While we have acknowledged that everyone has contributed to the crisis at different levels, we are also coming to the slow realisation that in the end, we’re all in the same boat, and we need to work together to avert global disaster.

That said, it has also been well documented that women are the lesser contributors to climate change, but are the greater victims of it - another imbalance that needs to be corrected for our climate efforts to meet with success. Because in reality, climate change is a matter of justice.

Women, as we know particularly in the south Asian countries, face intersecting discrimination and inequality due to patriarchy and socially structured gender roles. In India gender disparity manifests itself in multiple ways – by Race, by culture, in politics, social or economic situations and few more. If we look at some of the gender linked statistics, particularly the parameters of secondary education, maternal health, economic participation, political or even labour force participation, India probably scores much below even neighbouring countries. Crises like climate change or COVID, worsen the situation and widen the gap of existing inequality.

Yet even as we push our governments for climate justice, women around the world are still fighting to endure everything from storms to starvation. While we are advocating gender equality, we are hearing horrific stories of domestic abuse and violence. How can we achieve any equitable society when half the world’s population is struggling to overcome gendered obstacles, just to reach equal footing with her fellow ‘man’?

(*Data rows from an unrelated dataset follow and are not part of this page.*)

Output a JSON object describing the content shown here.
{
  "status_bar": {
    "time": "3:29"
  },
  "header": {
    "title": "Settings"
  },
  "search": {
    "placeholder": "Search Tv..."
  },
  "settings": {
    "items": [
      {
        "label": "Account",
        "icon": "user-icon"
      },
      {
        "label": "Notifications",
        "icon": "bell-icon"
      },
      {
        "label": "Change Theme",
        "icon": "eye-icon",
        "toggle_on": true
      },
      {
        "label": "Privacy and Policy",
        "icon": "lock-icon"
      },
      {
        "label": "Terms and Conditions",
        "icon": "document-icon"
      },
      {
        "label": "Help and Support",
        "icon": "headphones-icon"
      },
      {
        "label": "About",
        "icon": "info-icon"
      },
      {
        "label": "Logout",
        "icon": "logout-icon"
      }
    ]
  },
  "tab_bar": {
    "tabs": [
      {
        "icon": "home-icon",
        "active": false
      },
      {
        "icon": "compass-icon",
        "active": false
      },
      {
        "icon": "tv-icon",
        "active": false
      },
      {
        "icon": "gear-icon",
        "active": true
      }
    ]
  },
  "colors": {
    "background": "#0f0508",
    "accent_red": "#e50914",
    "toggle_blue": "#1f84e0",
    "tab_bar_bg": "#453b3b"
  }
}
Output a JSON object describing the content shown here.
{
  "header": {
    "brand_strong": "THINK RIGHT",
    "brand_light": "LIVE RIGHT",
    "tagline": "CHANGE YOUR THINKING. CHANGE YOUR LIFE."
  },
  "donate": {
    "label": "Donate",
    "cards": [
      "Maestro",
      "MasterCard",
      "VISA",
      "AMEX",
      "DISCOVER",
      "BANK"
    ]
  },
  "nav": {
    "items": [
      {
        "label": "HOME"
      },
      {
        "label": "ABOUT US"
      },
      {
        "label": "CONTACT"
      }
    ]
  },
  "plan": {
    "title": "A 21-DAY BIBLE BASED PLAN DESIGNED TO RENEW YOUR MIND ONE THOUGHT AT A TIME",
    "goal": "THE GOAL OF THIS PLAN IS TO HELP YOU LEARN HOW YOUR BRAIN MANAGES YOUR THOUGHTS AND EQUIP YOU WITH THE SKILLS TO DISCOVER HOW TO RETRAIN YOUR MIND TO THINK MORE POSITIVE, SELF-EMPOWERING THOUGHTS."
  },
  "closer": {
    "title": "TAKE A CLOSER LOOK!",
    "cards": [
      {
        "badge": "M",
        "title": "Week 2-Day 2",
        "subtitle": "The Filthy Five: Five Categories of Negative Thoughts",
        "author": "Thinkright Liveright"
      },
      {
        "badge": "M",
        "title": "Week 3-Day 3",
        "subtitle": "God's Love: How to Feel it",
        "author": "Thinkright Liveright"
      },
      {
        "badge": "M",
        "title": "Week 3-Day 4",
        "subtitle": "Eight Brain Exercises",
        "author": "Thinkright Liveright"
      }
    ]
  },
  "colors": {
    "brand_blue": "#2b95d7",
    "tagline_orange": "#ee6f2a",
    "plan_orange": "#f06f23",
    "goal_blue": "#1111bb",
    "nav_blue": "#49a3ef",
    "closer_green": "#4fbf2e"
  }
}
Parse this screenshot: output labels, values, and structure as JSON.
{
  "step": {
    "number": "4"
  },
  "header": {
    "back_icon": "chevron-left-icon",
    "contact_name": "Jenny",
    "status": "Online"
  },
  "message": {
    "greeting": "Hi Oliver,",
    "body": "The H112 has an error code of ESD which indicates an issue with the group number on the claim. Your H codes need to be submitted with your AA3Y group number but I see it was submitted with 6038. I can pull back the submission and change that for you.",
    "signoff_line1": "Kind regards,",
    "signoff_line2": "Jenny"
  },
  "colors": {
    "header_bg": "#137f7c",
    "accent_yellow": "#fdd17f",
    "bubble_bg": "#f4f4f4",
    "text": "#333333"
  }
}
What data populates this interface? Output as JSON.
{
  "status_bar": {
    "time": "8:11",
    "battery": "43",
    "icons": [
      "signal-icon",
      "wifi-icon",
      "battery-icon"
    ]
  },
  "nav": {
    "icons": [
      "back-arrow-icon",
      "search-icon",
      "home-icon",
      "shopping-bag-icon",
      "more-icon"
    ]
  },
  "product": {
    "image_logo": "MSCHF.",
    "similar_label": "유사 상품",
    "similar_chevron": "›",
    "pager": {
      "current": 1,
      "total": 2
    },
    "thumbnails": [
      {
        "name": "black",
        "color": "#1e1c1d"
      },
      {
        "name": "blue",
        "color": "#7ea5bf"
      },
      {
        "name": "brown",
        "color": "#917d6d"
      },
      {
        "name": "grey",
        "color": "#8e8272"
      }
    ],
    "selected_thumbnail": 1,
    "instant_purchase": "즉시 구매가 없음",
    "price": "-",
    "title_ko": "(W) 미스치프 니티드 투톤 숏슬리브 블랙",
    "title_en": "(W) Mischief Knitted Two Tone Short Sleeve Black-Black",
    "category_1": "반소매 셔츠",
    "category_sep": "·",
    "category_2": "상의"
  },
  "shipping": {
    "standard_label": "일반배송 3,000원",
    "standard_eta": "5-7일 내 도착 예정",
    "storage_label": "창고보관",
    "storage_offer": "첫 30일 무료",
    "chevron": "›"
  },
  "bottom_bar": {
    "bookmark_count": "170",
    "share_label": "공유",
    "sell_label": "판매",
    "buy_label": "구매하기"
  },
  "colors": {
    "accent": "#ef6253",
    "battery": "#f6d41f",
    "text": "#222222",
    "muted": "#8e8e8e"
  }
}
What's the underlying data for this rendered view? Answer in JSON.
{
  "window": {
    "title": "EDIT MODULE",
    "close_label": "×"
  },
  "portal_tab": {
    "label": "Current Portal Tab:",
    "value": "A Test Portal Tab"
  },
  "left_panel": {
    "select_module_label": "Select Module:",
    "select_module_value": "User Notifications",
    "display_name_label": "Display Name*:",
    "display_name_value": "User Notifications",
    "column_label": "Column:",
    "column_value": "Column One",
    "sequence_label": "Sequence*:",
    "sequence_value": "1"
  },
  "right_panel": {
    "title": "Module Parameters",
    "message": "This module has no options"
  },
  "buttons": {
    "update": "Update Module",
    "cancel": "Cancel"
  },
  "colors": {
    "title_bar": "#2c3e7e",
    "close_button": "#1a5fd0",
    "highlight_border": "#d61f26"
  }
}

Reasons for this inequality are multiple - insecure land and tenure rights, obstructed access to natural resource assets, limited access to basic education, lack of access to markets, capital, training, technologies and few more. We cannot forget the

13

Roshni  January - March 2021

additional burdens due to their responsibilities both inside and outside the home. These very factors result in limited participation of women in decision making. In fact, when we compare the demands of the women’s organizations during Beijing Conference in 1995 and the key demands of WGC before the Paris Agreement in 2015, they are almost a repeat. It does, therefore, indicate that despite the women’s organizations, gender experts and individuals strongly voicing their opinion about barriers impeding gender inequality for more than two decades, there has hardly been any progress in reduction of the gender gap.

This is happening probably because strategic implementation along with enabling policies and regulatory framework is lacking. Apart from this, I personally feel that there are two main reasons (a) very limited number of women participating in the policy formulation level and (b) lack of strong political will for gender mainstreaming in climate change policies.

What is therefore, the recourse or how can we change the scenario?

Women need to be provided the basic tools to survive in what is still a man’s world. And it has to start from the very beginning. The single factor that can phenomenally change almost everything is her education. Girls and young women need to have mandatory and uninterrupted access to education, no matter the circumstances – be it calamity, poverty or society. This fundamental resolution is the key to building their capacity as knowledgeable experts, who can sit across the table from men in any forum, and participate in the discussions and decisions, as informed representatives of their gender. This will result in more effective policy and inclusive action, by virtue of having considered all gendered perspectives.

If aided by sufficient advocacy work about differential and disproportionate impact of climate change on women, strong political will, sufficient investment, effective research and accurate monitoring measures, this systematic change can beget gender equality and in turn, climate justice, among other things.

Unlike the COVID crisis, we know what causes climate crisis and to some extent, ways to abate it. Let us pledge to do it together.